Sam Butler, chairman of the Countryside Alliance Campaigning for Hunting, told the crowd: "These people will have to listen or they will pay the ultimate electoral price."

The carcasses of a horse and two calves were found dumped in Brighton shortly before the rally. Countryside Alliance banners were found beside the bodies of the calves, but the group later said that it was not responsible. Two men were later arrested in connection with the incident.

The anti-hunt demonstrators staged their protest in the conference hall when Mr Blair was about half an hour into his speech. Three men and a woman stood up, started shouting and set off rape alarms on the balcony overlooking the conference floor. They were hustled out by stewards and police and Labour officials began an immediate investigation.

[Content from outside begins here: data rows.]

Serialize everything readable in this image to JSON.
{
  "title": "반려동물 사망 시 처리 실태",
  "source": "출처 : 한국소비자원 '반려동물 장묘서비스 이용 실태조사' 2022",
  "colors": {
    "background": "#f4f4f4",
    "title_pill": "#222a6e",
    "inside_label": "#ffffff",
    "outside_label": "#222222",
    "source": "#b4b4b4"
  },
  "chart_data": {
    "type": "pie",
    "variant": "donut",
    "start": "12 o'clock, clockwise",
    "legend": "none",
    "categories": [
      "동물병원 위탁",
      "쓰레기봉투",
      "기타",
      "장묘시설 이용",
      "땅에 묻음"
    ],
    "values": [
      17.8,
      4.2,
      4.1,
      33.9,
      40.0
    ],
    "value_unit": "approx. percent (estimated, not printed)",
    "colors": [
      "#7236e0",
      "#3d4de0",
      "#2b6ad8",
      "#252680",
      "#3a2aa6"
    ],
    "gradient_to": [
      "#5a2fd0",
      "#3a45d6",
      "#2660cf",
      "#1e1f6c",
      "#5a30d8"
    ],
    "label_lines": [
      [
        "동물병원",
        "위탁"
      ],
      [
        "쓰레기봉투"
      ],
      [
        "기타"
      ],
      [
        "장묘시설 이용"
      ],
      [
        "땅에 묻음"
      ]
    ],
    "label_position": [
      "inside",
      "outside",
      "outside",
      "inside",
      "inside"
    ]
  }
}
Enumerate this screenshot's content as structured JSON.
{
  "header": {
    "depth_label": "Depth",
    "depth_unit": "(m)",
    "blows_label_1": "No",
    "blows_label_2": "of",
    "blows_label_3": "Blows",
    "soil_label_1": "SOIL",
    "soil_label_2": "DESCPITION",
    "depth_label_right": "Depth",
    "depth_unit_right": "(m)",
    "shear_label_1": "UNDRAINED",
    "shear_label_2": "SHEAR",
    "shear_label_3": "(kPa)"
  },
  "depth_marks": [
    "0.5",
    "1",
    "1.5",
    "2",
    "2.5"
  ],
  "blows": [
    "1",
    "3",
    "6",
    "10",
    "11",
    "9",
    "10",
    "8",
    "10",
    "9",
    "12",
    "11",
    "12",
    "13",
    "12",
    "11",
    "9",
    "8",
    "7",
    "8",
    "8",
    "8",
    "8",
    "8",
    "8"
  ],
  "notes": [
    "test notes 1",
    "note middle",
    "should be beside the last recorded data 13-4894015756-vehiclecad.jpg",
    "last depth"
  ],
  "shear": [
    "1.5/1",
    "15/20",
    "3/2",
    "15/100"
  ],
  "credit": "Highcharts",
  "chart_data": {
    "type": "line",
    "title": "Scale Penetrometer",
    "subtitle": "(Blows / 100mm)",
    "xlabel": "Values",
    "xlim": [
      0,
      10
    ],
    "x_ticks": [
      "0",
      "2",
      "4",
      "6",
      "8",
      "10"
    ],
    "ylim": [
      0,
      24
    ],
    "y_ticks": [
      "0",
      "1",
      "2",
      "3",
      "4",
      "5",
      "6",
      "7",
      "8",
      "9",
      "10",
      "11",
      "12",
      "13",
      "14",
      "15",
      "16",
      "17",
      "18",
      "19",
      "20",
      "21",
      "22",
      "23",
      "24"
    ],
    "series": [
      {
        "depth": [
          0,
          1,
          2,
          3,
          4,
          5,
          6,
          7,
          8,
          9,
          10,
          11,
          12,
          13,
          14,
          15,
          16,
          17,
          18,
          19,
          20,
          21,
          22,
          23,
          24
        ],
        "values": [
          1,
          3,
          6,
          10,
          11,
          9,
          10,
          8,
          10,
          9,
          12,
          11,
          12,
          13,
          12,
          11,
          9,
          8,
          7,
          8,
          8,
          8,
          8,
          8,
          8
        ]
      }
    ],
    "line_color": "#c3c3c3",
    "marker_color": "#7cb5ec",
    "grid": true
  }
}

One, Tom Leek, of Ledbury, Herefordshire, said later that he had only joined the party two days ago. He said: "It's beholden on everybody to fight this kind of legislation. What's next? If they are going to base laws on this kind of prejudice how can we rest in our beds?"

James Murray Wells, from Gloucestershire, said: "We wanted to protest about the rape of the countryside and the rape of democracy."

However, there was little sign last night that the Government, which is preparing to use the Parliament Act to force a hunting ban into law if the Lords reject the Bill, was in a mood to bow to the protests. A senior cabinet minister said: "This train is going to reach its destination; it cannot be stopped." And Peter Hain, the Commons leader, said the Countryside Alliance should realise that "the country is not with them" on the hunting issue.

Last night police in Brighton said that they had arrested a total of 13 people after the demonstrations.